Perjalanan menuju Rumah Adat Suku Sasak hanya sekitar 15 menit dari Pantai Kuta. 15 menit ini dengan asumsi jalanan lancar. Jangan dibandingkan dengan jalanan Jakarta atau Bandung .

Bagian depan komplek Rumah Adat Suku Sasak, Sade, Rambitan

Rumah Adat yang terletak di daerah Sade-Rambitan ini adalah salah satu dari beberapa perkampuangan adat yang tersisa di pulau Lombok. Ada beberapa lainnya. Rumah Adat Suku Sasak terbuat dari kayu yang ditutupi alas rumbia. Yang menjadikannya unik, rumah ini lantainya dipel dengan (maaf) kotoran kerbau setiap ada perayaan tertentu. Dalam tradisi masyarakat Lombok dikenal istilah ‘menculik’. Artinya, pemuda yang akan menikahi seorang gadis akan ‘menculik’ calonnya itu selama tiga hari untuk diperkenalkan kepada orang tuanya. Tentu dengan menjaga batas-batas kehormatan gadis itu tadi. Apabila direstui, maka datanglah rombongan keluarga si pemuda tadi untuk melamar gadis tersebut.

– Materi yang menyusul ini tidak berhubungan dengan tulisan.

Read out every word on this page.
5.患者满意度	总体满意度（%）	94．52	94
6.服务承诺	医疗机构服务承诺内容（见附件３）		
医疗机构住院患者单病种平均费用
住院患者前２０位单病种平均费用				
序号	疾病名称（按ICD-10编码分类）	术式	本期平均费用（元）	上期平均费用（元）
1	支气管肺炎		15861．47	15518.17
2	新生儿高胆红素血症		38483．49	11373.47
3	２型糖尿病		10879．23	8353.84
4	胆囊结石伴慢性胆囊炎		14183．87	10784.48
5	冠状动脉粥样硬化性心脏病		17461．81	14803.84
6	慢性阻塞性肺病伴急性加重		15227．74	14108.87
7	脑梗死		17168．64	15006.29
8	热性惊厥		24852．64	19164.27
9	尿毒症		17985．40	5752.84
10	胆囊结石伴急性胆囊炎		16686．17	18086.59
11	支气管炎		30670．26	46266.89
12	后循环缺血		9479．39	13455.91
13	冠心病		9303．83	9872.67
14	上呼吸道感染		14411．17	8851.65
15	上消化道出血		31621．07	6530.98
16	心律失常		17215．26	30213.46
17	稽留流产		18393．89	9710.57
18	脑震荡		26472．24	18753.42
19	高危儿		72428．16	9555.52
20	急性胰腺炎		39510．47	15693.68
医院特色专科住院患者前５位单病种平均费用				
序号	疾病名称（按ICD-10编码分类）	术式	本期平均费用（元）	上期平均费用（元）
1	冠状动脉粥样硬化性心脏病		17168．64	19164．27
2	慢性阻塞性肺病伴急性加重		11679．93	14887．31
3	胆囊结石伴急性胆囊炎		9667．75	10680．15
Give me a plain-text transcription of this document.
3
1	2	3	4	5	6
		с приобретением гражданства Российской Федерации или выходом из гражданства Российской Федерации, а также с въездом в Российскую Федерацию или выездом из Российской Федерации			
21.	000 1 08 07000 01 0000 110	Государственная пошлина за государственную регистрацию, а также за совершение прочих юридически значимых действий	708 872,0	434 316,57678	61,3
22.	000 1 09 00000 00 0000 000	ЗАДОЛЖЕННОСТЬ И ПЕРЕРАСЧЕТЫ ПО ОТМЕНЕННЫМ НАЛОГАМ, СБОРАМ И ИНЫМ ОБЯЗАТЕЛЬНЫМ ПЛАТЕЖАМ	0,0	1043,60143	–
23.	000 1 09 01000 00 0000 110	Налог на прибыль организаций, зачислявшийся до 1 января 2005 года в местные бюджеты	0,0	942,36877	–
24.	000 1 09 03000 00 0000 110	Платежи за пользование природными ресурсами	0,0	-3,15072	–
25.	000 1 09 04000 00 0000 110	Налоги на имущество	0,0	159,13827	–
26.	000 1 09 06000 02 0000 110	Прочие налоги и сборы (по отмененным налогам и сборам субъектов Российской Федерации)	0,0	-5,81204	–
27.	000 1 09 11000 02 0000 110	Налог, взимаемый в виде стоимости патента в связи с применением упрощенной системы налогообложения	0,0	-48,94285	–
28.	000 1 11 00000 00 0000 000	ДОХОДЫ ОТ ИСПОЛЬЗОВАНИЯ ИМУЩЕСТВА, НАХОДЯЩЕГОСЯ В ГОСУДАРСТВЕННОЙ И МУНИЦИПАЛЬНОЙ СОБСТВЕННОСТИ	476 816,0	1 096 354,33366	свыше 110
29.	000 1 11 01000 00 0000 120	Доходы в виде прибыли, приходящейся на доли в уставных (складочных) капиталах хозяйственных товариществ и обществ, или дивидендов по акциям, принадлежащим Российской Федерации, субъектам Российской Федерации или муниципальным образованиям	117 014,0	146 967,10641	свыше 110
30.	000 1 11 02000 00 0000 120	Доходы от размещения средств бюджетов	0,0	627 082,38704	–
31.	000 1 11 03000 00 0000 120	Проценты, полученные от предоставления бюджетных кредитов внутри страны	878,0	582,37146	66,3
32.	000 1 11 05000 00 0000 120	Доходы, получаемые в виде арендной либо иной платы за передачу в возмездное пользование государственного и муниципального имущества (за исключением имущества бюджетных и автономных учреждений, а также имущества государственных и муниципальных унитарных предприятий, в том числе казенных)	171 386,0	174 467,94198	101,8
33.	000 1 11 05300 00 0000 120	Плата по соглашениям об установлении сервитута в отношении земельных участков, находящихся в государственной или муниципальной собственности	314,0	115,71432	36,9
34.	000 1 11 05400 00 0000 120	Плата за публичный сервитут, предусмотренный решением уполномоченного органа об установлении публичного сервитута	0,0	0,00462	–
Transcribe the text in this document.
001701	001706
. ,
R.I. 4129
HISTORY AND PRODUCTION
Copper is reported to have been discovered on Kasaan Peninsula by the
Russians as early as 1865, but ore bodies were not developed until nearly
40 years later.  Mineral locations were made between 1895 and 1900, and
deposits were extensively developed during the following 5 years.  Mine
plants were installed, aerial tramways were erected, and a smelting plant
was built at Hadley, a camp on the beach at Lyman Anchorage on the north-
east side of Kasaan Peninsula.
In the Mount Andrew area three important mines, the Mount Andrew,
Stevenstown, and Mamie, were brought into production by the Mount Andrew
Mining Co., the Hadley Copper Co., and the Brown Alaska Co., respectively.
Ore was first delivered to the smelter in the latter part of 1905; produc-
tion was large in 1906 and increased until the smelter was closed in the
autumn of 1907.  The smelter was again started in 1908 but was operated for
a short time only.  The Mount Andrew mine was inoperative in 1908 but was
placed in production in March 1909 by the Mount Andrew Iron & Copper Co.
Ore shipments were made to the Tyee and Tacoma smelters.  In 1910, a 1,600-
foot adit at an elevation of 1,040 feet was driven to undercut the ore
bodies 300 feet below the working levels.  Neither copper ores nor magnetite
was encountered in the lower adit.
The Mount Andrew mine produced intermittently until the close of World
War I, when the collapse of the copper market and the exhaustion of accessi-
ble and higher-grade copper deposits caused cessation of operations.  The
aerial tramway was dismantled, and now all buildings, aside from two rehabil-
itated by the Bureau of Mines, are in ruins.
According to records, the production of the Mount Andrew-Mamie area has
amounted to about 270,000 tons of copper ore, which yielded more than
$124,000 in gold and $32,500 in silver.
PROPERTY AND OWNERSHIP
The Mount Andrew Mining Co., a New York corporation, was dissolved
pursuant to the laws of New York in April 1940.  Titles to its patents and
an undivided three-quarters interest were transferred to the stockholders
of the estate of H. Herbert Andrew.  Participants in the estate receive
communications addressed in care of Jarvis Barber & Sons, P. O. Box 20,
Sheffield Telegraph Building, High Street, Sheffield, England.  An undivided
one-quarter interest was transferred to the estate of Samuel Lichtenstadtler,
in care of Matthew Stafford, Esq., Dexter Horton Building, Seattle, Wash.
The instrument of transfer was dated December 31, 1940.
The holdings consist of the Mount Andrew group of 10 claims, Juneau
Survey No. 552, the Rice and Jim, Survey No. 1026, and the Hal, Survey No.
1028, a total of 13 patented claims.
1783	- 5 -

Tradisi itu masih berlaku di perkampungan adat ini. Maka tak heran, bila mayoritas penduduk dalam suatu area tertentu di perkampungan ini masih satu keluarga besar karena banyak diantara mereka yang kembali tinggal membangun rumah di sekitar area perkampungan. Dengan demikian, nilai-nilai dan kebiasaan tradisi masih terjaga.

Pemandu lokal di Rumah Adat Suku Sasak

Pengunjung juga bisa membeli berbagai kerajinan di komplek perumahan adat ini.
Disini, wisatawan akan dipandu oleh warga lokal. Sebelum masuk, ada sebuah meja pendaftaran yang dimaksudkan untuk mencatat asal usul identitas pengunjung. Bila berkenan, wisatawan dapat memberikan uang masuk sekadarnya pada kotak yang ada di meja itu tadi. Bila pengunjung sedang banyak dan juga sudah diatur oleh panitia lokal maka akan disuguhkan beberapa pertunjukan. Kebetulan, usai kami mengelilingi perkampungan, beberapa warga sedang menyuguhkan tradisi “Parase”. Sebuah pertunjukan dimana dua orang pemuda bertarung menggunakan tongkat dan tameng didampingi seorang yang berperan sebagai wasit dan juga diiringi gamelan tradisional Lombok.

Dahulu, tradisi ini dilangsungkan sebagai ajang pemilihan bagi pemuda yang hendak melamar seorang gadis. Bila datang dua orang pemuda yang menyukai seorang gadis yang sama maka pertarungan pun digelar. Bahkan, pertarungan ini bisa dilangsungkan hingga salah satu pemuda meninggal dalam pertarungan. Bagi kaum adat Sasak, mati dalam pertarungan itu lebih terhormat dari pada harus “menculik” dan kawin lari.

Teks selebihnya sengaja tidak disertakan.